»Die können einen zuverlässig umbringen«

nd-Wissenschaftsredakteur Dr. Steffen Schmidt klärt über Stinkmorcheln und das richtige Pilzwetter auf

  • Samuela Nickel
  • Lesedauer: 3 Min.

Heute regnet es den ganzen Tag. Ist das nun gutes Pilzwetter?

Wenn es dann wieder etwas wärmer wird, ja. Zumindest für die Pilze, die man gerne isst, wie Steinpilze, Maronen und Pfifferlinge. Den anderen Pilzen ist es nicht unbedingt wichtig, dass es so warm ist. Schimmelpilze sind durchaus auch mit Kühle zufrieden, wie leicht anhand von Gemeinschaftskühlschränken zu sehen ist.

Zur Person
Dr. Steffen Schmidt, Jahrgang 1952, ist Wissenschaftsredakteur des »nd« und der Universalgelehrte der Redaktion. Auf fast jede Frage weiß er eine Antwort – und wenn doch nicht, beantwortet er eine andere.

Heutzutage benutzen viele beim Pilzesammeln eine App. Ob das gut geht?

Also bei kritischen Pilzen würde ich Apps wahrscheinlich nicht für ausreichend halten. Es gibt ähnliche Apps für die Bestimmung von Pflanzen. Das Ergebnis ist da aber eher trostlos.

Kann es denn gefährlich werden?

Ich denke mal, wenn die Trefferquote bei Pilzen ähnlich mies ist, dann ist es durchaus lebensgefährlich. Einige Pilze können einen ja wirklich ziemlich zuverlässig umbringen. Der Grüne Knollenblätterpilz ist berühmt dafür und eine der Ursachen für Lebertotalschäden, neben dem Saufen und Hepatitiserkrankungen. Und diesen Giftpilz kann man in manchen Wäldern, wenn man nicht richtig hinguckt und die App das auch nicht so genau nimmt, durchaus mit essbaren Pilzen verwechseln.

Die »Gemeine Stinkmorchel« ist Pilz des Jahres geworden. Das klingt eher wie eine Beleidigung. Kann man den essen?

Die Stinkmorchel ist ziemlich ungenießbar und eher interessant für das Biotop, weil sie Insekten ganz nützlich ist. Wenn sie richtig ausgewachsen ist, ist sie eine einheimische Konkurrenz zu tropischen Stinkern wie dem Titanwurz und Rafflesien. Auch die stinken nach Aas. Andere Morcheln - Speisemorchel und Spitzmorchel - sind allerdings sehr begehrt.
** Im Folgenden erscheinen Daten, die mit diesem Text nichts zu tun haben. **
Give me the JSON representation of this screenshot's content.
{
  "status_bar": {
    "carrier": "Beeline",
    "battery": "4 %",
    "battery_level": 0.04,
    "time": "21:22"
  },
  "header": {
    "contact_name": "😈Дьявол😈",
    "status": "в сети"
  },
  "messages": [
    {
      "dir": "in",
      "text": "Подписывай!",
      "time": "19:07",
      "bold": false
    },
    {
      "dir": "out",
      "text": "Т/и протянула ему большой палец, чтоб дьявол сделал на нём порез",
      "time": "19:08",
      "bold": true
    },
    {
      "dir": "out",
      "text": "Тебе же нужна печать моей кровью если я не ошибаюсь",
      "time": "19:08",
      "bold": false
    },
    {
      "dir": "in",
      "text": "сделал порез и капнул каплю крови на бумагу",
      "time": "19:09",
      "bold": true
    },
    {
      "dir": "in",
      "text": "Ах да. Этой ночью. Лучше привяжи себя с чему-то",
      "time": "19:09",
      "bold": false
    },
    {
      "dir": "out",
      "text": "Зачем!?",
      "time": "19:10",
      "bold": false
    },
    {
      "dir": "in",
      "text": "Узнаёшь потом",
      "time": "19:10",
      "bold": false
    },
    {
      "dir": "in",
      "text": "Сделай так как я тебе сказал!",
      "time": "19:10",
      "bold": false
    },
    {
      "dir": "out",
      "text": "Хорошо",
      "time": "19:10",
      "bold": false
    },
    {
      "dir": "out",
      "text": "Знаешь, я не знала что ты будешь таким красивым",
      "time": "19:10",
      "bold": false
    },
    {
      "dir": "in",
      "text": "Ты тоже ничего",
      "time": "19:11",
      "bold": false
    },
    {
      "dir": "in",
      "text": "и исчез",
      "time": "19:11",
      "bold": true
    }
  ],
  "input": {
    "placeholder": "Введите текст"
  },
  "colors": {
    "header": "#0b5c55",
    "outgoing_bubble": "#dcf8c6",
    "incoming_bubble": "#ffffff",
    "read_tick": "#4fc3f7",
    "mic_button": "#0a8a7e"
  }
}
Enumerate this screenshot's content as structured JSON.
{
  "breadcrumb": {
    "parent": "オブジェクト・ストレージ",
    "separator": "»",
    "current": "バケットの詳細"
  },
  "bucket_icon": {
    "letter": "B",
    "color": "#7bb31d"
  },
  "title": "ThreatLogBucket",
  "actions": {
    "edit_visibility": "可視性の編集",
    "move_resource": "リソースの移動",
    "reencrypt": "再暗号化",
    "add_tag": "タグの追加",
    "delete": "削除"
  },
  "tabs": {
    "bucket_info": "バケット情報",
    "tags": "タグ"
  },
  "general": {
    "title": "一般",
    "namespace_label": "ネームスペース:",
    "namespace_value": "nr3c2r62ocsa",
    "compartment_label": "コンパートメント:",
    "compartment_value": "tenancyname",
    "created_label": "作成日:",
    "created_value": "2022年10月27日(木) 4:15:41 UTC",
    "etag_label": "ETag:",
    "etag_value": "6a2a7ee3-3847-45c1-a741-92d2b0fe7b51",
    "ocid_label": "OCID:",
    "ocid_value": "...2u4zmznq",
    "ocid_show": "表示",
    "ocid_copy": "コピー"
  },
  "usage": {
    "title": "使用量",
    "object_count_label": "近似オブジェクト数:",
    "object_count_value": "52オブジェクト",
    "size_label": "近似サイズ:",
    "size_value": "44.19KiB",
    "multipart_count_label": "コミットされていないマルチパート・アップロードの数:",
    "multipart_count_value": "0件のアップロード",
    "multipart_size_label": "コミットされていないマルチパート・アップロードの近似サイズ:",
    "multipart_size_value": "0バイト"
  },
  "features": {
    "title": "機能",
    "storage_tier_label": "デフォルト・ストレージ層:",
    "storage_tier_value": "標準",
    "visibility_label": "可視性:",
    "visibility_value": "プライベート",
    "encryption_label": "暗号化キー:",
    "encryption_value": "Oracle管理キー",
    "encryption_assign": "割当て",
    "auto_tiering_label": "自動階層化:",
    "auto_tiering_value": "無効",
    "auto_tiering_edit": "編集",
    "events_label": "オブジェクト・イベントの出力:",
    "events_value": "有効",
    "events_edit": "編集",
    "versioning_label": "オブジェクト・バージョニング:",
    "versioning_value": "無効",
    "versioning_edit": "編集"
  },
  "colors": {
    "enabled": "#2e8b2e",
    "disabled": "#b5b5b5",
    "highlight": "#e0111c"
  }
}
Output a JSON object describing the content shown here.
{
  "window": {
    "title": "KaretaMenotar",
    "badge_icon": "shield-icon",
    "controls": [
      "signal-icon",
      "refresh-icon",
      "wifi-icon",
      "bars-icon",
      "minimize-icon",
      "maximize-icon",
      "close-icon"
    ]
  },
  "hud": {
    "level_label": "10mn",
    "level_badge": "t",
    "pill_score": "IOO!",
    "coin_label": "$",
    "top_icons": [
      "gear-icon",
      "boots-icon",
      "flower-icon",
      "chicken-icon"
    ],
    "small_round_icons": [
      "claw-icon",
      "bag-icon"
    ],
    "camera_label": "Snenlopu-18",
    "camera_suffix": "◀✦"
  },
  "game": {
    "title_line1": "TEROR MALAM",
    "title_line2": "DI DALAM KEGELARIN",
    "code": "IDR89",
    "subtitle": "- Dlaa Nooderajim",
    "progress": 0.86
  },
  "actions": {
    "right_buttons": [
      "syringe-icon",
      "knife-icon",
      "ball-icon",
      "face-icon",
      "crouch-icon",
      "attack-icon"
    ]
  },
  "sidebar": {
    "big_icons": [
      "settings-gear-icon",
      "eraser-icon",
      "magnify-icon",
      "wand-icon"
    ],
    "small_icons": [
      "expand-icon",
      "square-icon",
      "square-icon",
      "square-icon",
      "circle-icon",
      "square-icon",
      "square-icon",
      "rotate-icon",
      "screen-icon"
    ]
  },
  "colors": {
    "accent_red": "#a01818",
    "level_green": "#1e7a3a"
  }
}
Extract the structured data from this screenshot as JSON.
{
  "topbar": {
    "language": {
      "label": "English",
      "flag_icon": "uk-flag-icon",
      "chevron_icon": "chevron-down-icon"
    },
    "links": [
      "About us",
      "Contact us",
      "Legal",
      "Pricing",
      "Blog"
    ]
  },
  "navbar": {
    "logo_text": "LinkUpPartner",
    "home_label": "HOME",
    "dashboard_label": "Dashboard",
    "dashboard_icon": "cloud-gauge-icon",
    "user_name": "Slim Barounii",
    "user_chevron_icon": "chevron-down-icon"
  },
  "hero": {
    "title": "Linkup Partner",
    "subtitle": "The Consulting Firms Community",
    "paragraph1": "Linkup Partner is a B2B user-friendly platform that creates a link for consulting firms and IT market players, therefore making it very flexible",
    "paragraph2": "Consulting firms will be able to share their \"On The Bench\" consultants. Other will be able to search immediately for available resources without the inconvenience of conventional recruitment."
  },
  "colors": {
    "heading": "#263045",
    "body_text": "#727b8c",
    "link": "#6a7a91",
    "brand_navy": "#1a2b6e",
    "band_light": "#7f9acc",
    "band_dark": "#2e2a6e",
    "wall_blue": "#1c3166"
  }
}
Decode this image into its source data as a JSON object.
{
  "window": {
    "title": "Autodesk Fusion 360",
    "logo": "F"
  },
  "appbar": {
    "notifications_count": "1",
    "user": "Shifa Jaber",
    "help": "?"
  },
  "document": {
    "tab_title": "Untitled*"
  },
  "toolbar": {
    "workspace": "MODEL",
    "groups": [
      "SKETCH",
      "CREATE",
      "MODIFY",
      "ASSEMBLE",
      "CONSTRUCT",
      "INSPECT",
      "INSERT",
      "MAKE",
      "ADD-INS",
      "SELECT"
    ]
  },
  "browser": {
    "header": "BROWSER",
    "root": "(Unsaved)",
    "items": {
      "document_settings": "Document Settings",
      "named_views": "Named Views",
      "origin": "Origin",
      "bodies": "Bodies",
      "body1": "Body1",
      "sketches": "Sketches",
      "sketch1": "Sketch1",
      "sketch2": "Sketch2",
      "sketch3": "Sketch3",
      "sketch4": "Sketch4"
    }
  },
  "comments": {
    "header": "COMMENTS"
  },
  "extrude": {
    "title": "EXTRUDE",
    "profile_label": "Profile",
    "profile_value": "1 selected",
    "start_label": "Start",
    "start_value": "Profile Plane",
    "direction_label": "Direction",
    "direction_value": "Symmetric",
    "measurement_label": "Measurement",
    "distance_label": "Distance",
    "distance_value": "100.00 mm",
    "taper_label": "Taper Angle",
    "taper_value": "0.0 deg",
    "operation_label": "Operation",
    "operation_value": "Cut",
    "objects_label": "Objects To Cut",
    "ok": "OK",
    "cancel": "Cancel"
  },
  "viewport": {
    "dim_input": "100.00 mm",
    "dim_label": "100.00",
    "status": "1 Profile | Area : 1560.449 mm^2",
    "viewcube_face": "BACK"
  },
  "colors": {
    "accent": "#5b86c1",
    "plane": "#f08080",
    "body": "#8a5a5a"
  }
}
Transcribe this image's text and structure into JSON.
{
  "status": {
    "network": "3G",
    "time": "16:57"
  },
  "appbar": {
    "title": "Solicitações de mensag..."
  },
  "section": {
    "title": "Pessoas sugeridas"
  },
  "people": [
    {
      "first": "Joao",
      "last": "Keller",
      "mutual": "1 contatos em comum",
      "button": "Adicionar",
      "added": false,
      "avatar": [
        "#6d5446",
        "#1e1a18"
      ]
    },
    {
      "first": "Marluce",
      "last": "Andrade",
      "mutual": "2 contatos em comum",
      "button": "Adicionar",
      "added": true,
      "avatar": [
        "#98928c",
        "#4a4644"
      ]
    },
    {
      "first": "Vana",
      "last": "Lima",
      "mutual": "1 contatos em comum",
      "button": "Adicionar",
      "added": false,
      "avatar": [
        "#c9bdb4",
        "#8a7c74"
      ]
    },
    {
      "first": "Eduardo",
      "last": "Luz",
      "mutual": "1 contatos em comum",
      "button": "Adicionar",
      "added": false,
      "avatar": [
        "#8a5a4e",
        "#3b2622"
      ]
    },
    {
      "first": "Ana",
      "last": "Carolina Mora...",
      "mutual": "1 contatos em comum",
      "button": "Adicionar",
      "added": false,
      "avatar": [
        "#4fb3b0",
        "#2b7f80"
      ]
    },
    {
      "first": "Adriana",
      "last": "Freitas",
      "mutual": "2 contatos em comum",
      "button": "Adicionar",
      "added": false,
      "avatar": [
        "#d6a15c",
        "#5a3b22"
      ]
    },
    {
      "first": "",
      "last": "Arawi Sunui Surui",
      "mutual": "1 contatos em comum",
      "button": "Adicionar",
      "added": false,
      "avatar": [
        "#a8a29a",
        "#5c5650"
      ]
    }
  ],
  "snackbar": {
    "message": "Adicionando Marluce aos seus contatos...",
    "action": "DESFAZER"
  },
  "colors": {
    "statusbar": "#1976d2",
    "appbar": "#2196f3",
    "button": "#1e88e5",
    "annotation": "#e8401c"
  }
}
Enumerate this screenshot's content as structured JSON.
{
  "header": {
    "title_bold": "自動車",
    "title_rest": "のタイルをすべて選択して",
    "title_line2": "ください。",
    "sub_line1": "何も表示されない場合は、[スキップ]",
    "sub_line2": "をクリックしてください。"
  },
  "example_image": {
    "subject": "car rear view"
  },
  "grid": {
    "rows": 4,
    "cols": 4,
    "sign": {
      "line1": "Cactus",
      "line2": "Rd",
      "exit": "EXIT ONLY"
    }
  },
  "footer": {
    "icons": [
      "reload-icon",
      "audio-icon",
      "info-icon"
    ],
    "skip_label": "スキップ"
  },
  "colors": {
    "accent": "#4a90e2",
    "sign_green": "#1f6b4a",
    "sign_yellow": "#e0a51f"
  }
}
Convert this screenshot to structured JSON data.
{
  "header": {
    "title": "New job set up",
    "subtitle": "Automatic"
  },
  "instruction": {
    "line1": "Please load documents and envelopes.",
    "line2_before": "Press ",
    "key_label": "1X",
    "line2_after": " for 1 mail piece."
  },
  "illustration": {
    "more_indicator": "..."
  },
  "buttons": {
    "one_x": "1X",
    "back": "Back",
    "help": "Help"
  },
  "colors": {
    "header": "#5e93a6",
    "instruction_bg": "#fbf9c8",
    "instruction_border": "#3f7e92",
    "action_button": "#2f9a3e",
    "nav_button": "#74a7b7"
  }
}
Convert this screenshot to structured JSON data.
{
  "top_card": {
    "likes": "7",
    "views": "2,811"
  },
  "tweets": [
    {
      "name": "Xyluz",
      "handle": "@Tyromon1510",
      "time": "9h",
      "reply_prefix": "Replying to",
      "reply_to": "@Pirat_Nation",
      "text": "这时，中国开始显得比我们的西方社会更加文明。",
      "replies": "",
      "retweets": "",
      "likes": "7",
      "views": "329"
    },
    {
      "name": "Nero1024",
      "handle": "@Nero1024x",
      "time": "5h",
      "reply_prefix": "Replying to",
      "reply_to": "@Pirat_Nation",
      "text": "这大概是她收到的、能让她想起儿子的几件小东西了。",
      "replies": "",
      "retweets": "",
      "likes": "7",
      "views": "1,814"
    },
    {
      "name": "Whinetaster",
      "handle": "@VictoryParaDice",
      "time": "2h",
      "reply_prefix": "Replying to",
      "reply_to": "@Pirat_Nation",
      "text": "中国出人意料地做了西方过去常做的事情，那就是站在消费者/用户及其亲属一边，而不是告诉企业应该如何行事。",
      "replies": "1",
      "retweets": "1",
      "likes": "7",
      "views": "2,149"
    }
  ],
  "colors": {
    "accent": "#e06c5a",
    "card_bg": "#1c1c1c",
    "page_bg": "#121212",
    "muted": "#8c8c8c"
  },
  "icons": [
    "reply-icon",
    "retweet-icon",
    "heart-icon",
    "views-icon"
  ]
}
Wobei die meisten Pilze eine andere Auswirkung auf die Umgebung haben - der wichtigste Pilz für die menschliche Kultur ist Hefe. Die ist nicht nur wegen der alkoholischen Gärung wichtig, sondern natürlich auch fürs Backen, und inzwischen auch für die Biotechnologie unentbehrlich, um Substanzen zu produzieren, die man mit Bakterien nicht herstellen kann.

Sind Pilz und Mensch also eine Symbiose eingegangen?

Nee. Das tun aber Algen und Pilze, die leben in Symbiose - als Flechten. Pilze, früher zu den Pflanzen gerechnet, bilden heute ein eigenes Reich: Sie sind wie Tiere darauf angewiesen, organische Nahrung vorzufinden, und sind nicht selbst in der Lage, Photosynthese zu betreiben.

Ein anderer Pilz hat auch tief in die Geschichte eingegriffen: Der Kartoffelmehltau hat im 19. Jahrhundert fast die gesamte irische Kartoffelernte ruiniert, eine Million Iren sind verhungert. Das Ergebnis war die größte irische Auswanderung aller Zeiten nach Amerika. Und zu den Auswanderern in die Vereinigten Staaten dieser Zeit gehörte auch die Familie Kennedy.